Every time I pick up my camera, I can’t help but think how powerful that tool is. I don’t mean in the philosophical sense…. I mean hardware. I’m not talking about just the pro bodies like my Canon 1Dx or similar. I’m talking about the entry level DSLR’s and even point and shoots. The processors in them are probably more powerful and faster than the computers that landed the first man on the moon!!! As a photographer, if you think about that for even a little bit philosophically, it should change the way you look at your own photography.

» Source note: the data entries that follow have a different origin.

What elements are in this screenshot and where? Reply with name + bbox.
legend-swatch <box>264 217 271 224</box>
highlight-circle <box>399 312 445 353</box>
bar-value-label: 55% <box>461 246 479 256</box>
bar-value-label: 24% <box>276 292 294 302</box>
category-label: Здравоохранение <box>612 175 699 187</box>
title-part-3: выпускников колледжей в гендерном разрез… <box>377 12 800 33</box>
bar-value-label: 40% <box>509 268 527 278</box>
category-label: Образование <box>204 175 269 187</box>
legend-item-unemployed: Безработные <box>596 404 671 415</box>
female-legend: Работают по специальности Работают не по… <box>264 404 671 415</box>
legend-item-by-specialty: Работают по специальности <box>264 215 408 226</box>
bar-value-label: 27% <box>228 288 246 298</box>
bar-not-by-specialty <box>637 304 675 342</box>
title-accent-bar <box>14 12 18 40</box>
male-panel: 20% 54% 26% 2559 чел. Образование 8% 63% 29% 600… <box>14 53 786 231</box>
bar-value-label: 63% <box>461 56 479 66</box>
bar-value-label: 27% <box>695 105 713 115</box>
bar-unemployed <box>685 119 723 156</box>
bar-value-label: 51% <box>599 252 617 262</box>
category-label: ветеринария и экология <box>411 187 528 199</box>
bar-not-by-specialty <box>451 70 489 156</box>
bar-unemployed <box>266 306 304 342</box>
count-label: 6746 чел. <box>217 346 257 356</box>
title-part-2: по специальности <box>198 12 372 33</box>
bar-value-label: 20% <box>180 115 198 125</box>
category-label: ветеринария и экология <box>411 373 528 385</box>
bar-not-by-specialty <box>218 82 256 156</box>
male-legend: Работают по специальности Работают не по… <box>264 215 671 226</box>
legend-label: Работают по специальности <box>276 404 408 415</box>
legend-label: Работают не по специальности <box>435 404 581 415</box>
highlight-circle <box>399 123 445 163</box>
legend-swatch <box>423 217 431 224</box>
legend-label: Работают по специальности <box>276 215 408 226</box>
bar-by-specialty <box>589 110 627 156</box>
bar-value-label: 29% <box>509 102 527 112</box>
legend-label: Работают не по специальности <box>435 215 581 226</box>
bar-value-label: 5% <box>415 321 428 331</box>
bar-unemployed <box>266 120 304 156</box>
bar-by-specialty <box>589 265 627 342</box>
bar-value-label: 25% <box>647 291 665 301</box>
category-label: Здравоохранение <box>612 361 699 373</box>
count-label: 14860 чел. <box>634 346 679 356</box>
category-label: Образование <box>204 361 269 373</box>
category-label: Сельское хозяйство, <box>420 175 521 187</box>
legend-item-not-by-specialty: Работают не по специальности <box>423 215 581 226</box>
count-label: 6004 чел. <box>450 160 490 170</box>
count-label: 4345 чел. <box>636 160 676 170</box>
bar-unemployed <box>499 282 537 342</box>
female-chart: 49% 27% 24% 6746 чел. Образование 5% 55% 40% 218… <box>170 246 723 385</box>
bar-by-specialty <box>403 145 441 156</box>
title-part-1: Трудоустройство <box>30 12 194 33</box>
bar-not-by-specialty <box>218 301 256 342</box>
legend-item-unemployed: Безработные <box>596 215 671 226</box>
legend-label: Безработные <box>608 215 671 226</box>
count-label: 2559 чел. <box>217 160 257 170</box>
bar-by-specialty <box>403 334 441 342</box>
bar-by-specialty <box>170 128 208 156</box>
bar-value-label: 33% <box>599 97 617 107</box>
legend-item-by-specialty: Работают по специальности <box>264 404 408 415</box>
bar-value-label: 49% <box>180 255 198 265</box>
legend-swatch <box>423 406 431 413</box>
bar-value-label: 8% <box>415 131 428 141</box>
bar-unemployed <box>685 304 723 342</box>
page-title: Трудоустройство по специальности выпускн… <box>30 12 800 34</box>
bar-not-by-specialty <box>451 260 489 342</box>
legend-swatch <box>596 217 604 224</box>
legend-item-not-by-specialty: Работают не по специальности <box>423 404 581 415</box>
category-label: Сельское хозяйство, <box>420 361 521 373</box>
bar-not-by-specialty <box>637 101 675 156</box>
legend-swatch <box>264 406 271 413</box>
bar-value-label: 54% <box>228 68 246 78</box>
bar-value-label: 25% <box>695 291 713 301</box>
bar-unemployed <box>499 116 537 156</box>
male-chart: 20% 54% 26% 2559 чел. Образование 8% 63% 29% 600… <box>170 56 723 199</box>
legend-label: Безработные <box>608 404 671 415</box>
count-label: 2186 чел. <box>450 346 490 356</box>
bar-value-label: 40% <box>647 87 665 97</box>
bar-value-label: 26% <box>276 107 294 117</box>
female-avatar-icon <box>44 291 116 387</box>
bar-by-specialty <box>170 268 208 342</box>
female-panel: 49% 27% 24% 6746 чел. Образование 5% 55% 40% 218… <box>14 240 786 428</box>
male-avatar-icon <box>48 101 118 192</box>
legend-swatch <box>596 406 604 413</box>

Think about it…with these incredibly powerful tools we have in our hands, you can do almost anything as long as you put your mind to it. The capabilities of the newest digital bodies should make you say: How can I do that?” when photographing something. You should have no fear because that tool provides you instant feedback which you could correct right there in the field or in the studio! The image of fire and ice below was photographed on an 80+ degree summer day inside my living room. How did I do that?

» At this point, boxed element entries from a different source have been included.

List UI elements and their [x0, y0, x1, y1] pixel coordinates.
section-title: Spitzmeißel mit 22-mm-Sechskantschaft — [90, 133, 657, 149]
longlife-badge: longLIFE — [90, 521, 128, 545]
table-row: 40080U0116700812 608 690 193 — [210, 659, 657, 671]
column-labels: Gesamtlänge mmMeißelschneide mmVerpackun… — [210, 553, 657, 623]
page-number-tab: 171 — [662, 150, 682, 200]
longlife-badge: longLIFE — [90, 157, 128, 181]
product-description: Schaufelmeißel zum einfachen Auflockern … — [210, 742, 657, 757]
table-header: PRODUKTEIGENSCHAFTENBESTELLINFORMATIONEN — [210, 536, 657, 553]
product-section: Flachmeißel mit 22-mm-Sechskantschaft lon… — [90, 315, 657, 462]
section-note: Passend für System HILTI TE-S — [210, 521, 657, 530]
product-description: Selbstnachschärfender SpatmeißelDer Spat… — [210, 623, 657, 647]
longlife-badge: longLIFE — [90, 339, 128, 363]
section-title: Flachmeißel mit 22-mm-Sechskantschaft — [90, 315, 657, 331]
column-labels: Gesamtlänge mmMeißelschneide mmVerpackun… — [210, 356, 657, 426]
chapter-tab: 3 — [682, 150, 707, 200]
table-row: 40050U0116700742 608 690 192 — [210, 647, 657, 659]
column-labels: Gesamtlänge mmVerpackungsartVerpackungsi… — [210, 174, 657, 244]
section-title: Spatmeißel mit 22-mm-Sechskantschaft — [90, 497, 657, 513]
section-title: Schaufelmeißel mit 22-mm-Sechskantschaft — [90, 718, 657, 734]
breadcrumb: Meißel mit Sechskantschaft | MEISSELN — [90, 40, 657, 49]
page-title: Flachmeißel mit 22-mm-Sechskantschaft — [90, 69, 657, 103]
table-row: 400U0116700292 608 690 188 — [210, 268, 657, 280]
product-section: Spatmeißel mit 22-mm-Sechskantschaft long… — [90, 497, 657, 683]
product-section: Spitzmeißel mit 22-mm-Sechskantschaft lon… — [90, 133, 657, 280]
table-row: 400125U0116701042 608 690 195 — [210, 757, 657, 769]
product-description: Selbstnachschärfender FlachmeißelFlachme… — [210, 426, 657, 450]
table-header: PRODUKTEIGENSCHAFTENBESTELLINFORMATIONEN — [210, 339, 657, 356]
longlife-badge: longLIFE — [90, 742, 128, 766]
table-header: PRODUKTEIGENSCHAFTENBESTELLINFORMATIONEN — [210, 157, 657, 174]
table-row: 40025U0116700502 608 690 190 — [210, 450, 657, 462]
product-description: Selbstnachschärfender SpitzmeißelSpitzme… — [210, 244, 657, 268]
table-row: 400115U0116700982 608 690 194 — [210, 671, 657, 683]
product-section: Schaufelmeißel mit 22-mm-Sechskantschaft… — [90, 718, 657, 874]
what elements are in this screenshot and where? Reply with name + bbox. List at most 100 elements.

The concept isn’t new but I was bored one day and decided to freeze some water in the top of a plastic container in my home freezer. It was only about ½ inch of water a I wanted to be able to crack to and get air bubbles under it. After a short time, I took the frozen piece out and placed it about ½ inch above a picture of fire, which I had taken for my session with Susan Candelario setting water on fire while photographing water drops (both images below). Using a daylight balanced desk lamp and another powerful flashlight allowed me to hand hold the Sigma 105mm lens and a reasonable shutter speed. As I write this, I am cracking and freezing another batch of ice as you never know what patterns you will get.
The concept was pretty simple because I knew the feedback I would get from my camera, would allow me to adjust setting to get the look I was after. When you are bored…pick up that tool and photograph something…anything…this helps keep your skills sharp and the lessons you learn form that tool will serve you well when you are out in the field.
In the image at the very top and above, I headed out to Longwood Gardens on what was supposed to be an overcast day. After I arrived there, there wasn’t a single cloud in the sky. Do you go home? No. As most of you know I almost always use a flash (Sigma EM 140 DG Macro Flash) for my macro photography. I simply looked at the sun as fill light…. underexposed for the sun severely, turned my flash on…took the shot. It was a bit dark so I powered the flash up…you could see the results above.
These are the days of no fear photography! Are you in?